To be clear, though, February was not an anomaly for the market. It was merely a return to the norm. Over the last 80 years there has been an average of three pull backs in the market each year of 5% or more. There is, on average, a 10% correction in the market every year, and a 15% correction every two years. We have not had a 15% pull back since 2011. The multiple market moves of hundreds of points in February looked frightening in the headlines, but remember a 240 point move is only a 1% change when the market is at 24,000. Last month was really just a return to business as usual.
So given we are back in a normal market where volatility is to be expected, what major drivers should investors focus on during this bumpy trip. Below are six observations:
- The quality of earnings of companies does matter.

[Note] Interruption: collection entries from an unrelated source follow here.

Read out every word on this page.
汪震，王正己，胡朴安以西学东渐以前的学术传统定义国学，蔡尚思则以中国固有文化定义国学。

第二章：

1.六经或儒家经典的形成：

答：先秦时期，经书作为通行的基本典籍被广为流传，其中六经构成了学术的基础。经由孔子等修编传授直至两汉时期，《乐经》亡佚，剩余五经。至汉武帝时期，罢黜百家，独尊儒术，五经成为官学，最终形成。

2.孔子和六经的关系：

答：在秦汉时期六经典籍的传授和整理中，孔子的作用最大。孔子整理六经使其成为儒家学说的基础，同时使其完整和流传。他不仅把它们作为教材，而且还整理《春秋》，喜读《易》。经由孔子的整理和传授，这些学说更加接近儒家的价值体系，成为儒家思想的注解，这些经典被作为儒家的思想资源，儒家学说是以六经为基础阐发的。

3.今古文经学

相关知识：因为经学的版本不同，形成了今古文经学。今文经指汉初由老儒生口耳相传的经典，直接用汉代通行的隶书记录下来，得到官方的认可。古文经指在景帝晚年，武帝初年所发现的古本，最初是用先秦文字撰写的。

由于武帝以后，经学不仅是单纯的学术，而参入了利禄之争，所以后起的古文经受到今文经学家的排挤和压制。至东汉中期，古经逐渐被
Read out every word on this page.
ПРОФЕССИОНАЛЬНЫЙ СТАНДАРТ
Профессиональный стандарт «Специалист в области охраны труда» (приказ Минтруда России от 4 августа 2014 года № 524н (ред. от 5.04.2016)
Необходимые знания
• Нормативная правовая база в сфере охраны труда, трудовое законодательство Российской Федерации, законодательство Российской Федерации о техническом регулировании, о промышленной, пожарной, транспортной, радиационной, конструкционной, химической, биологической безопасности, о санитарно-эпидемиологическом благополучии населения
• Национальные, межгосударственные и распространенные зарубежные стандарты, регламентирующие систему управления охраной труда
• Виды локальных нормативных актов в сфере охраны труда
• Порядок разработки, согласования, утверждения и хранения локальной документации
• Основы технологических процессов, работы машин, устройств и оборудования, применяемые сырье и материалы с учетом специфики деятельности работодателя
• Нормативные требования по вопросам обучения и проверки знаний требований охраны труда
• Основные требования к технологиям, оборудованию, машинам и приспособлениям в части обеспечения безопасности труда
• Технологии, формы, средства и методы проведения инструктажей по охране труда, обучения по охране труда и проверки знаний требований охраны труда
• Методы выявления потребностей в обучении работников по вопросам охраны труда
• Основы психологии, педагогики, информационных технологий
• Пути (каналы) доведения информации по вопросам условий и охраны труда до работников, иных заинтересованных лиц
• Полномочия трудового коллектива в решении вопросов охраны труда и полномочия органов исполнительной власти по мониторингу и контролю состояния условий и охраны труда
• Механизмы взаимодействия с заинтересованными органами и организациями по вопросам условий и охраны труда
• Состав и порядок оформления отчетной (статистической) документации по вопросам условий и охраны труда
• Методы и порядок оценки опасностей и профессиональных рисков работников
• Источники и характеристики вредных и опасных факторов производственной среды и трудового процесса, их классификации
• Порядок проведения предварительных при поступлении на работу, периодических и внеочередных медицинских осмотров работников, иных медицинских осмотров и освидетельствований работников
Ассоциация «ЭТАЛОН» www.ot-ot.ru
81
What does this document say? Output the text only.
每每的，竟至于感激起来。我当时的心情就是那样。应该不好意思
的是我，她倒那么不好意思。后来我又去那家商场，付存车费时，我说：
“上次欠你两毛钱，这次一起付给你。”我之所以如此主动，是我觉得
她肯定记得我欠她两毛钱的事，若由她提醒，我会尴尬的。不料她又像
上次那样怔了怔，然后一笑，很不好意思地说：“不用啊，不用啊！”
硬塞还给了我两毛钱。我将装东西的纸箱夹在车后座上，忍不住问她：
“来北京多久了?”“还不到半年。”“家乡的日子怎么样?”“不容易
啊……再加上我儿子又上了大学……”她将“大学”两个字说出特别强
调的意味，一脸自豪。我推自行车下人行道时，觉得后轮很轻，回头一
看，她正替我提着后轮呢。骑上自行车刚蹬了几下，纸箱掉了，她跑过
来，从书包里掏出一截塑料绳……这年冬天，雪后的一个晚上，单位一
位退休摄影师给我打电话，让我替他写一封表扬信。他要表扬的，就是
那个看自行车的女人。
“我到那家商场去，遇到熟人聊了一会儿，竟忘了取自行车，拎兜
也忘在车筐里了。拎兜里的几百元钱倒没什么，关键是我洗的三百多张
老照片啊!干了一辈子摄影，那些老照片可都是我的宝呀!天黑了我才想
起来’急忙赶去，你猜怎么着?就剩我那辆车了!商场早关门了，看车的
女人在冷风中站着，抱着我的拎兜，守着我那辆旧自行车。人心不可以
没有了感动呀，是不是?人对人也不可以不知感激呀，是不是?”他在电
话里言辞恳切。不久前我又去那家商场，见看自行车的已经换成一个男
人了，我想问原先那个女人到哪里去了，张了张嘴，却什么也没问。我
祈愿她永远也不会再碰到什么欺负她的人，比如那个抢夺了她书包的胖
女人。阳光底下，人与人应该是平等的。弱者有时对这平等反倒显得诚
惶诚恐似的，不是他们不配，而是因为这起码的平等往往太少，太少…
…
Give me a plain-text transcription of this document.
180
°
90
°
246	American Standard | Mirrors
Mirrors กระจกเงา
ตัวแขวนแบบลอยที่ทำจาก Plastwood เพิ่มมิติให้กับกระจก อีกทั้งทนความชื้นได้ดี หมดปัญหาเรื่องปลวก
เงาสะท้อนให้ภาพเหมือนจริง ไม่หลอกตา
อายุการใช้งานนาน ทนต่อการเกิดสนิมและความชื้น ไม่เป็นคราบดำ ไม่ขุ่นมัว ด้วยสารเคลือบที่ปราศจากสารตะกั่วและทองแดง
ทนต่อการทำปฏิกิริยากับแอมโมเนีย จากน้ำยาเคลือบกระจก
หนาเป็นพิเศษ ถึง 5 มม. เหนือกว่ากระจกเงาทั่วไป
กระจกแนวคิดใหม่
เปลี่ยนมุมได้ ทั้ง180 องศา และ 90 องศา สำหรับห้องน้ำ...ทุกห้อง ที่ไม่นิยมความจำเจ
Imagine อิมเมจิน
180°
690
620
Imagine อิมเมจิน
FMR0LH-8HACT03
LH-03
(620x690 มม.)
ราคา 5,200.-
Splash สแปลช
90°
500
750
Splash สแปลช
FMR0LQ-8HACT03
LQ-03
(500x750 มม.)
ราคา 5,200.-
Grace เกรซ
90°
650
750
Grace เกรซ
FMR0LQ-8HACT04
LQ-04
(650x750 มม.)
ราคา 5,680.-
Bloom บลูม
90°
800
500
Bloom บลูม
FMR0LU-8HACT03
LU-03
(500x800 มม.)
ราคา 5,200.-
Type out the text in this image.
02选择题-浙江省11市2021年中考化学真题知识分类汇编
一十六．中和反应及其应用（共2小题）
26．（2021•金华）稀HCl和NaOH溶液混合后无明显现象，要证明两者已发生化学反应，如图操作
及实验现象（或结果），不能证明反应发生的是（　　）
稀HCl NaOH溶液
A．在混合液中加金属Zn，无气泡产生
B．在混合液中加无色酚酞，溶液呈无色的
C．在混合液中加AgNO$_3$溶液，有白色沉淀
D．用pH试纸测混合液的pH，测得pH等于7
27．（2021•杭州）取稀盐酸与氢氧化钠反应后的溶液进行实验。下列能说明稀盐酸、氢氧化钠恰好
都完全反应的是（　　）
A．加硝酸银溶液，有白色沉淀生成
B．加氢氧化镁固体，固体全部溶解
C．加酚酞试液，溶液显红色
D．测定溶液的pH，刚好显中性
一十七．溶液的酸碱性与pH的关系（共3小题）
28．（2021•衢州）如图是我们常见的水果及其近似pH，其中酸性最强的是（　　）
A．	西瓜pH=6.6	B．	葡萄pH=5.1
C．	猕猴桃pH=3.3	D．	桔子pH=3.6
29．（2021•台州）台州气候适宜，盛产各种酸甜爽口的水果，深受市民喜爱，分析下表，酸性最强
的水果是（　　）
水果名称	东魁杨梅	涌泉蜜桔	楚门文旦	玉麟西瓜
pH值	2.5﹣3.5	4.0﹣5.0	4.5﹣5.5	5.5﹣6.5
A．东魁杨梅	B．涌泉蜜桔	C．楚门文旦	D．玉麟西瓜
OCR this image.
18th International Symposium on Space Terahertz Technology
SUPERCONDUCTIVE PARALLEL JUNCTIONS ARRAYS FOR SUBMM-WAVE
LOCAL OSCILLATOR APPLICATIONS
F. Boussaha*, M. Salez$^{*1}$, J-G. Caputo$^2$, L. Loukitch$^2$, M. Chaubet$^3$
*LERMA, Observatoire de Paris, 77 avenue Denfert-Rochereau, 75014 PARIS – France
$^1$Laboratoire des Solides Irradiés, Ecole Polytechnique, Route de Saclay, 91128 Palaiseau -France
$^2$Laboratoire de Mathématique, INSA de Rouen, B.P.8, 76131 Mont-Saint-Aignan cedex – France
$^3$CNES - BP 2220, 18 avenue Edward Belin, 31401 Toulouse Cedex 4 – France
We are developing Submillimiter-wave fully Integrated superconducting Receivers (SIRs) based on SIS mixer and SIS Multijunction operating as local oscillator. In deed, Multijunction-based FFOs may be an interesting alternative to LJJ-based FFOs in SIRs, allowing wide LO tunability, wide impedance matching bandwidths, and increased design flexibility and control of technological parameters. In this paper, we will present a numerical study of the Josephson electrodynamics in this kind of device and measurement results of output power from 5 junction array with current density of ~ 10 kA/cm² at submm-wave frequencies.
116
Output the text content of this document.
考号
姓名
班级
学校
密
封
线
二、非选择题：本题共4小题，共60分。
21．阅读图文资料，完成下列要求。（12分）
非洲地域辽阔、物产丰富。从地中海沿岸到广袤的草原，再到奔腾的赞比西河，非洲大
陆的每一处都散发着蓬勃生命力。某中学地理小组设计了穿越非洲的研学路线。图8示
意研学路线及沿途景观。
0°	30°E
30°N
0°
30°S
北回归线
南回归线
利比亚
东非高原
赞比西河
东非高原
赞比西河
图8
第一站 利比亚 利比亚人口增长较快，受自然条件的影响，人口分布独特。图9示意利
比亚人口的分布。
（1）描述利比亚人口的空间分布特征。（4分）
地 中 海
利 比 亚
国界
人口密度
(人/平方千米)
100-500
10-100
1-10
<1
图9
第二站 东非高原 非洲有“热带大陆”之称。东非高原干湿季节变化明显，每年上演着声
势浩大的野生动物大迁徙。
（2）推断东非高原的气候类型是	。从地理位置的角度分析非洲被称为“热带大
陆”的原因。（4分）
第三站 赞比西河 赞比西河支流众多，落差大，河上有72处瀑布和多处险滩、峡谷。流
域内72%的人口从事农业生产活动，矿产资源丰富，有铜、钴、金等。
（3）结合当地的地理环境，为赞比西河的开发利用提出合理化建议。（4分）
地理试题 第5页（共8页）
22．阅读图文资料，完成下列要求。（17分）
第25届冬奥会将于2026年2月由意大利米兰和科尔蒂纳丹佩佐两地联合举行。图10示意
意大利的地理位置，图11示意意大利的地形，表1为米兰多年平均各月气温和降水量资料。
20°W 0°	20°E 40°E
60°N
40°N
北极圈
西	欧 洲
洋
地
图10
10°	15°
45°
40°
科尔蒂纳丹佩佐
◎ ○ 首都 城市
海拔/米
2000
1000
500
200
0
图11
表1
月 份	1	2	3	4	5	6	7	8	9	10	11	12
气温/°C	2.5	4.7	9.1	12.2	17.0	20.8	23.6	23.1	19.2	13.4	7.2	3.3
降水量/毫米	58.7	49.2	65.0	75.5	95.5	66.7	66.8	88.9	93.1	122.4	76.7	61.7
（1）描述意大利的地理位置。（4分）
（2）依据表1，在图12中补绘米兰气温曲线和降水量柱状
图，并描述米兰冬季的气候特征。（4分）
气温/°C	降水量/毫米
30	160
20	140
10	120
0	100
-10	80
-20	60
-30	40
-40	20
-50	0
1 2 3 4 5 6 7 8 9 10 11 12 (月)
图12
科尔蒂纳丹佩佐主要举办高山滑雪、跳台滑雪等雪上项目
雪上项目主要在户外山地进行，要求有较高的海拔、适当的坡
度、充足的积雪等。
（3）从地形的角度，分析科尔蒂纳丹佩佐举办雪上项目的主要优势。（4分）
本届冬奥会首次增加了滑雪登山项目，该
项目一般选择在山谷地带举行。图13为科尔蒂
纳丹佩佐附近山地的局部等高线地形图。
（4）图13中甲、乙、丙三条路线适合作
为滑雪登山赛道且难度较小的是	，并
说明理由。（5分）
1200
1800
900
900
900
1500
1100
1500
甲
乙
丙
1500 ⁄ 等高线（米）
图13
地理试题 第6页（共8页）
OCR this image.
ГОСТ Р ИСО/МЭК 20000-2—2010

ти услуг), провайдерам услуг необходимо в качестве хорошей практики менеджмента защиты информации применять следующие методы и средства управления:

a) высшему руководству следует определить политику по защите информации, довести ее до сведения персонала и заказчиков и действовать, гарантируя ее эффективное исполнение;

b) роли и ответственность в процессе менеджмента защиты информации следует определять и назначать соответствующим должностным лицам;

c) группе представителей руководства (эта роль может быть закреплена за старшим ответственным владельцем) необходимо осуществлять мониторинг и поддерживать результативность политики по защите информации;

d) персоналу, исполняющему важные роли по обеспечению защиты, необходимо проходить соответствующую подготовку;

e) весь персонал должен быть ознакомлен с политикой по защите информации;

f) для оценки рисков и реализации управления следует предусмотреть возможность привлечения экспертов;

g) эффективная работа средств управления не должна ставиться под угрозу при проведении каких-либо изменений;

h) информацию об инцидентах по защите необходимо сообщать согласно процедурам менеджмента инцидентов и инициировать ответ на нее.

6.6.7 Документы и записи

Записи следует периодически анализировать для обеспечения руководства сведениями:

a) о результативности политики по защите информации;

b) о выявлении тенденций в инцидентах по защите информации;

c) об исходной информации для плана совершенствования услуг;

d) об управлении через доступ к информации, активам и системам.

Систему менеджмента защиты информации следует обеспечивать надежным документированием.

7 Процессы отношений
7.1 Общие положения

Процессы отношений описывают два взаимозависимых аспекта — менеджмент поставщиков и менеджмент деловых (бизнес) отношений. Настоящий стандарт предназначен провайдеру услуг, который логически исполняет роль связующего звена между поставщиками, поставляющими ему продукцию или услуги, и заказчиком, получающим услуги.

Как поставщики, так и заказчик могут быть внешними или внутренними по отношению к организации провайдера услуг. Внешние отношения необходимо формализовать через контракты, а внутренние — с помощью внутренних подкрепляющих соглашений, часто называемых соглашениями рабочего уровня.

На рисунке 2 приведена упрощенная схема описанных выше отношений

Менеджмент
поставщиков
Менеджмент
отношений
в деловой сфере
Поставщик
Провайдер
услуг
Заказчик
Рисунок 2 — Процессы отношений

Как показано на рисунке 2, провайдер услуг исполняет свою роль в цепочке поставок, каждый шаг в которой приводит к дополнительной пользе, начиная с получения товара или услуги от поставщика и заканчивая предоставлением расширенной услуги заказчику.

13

- When the economy is doing well, the Fed will tend to raise rates.
- When consumers feel some security in their job, they spend money.
- Corporate tax cuts will have multi-year benefits to companies and shareholders.
- What is happening in Washington DC probably matters more in the short run than in the long run.
- Short-term rates are going up. Savers will be happy and stock investors will worry.
The market is considering the likely behavior of investors as rates rise. We have seen short term rates go up by 75 basis points this past year, and a further rise 75 basis points is predicted for the rest of the year. We are getting close to a time this year when investors can earn a return of 2% on treasury bills. This might cause some equity investors to question their long-term commitment to owning stocks. It strikes me that the singular biggest risk to the current market is the way investors will adjust to higher rates. The fundamentals would suggest that, from an earning perspective, there should be little to worry about, but all markets are driven to a great extent by emotion, and especially by worry.
The person responsible for orchestrating this return to higher interest rates is the new head of the Federal Reserve, Jerome Powell. The last two Fed Chairpersons proved to be very adept at conducting the orchestra of the market through uncertain times. Time will tell if the new maestro will be able to wield his baton with the same positive outcome.